Dinh Van Son, Vietnamese nationality, who flew from Europe on May 20, was discovered as carrying six pieces of rhino horns, weighing 5.07 kilos. In early April 2013, the customs agency found NDD, born in 1979, Vietnamese nationality, who arrived in Tan Son Nhat airport with 7.28 kilos of rhino horns.

On January 6, 2013, the customs agency discovered HCC, a Vietnamese citizen, who entered Vietnam after taking a flight with Qatar airline and carried 9 pieces of rhino horns.

The case which once stirred up the public was the one where two Vietnamese men, who did not declare the elephant tusks weighing 138 kilos and could not show the relating documents.

Do Thanh Quang, Head of the Tan Son Nhat Airport’s Customs Agency, said the high number of forbidden goods trafficking cases discovered recently showed that Vietnam is the destination and the departure points for traffickers.

Of the 17 trafficking cases discovered recently, forbidden goods were carried out of Vietnam in six cases, and brought to Vietnam in the other 11 cases.

Quang noted that the traffickers usually put drugs into 2-layer briefcases, shoes’ soles, decoration things (candlesticks) or audio equipments’ covers, while wild animals are covered with tin foil, glazed paper.
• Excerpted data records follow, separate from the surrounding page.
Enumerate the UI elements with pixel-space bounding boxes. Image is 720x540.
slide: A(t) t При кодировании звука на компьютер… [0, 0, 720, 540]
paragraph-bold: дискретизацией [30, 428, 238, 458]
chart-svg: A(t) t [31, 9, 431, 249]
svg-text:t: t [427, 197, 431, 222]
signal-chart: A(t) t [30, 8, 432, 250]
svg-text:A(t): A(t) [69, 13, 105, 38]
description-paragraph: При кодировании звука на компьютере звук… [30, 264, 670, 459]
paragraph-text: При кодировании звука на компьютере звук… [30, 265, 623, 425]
In many cases, elephants tusks or rhino horns were cut into small pieces and put among private things. The carriers of the forbidden goods were mostly old people, women, students, who were believed to easily escape the watch of the police.

The recent reports of competent agencies show the increasingly high number of wildlife animals, especially rhino horns. A customs officer said that rhino horns trafficking can bring super-profit, which prompts people to smuggle and carry the forbidden goods for profit.

Rhino horns have been hunted by people following the information about their feature of treating serious diseases. The horn is believed to be a kind of panacea which can treat cancer as well. A local newspaper said a kilo of rhino horn is valued at several billions of dong.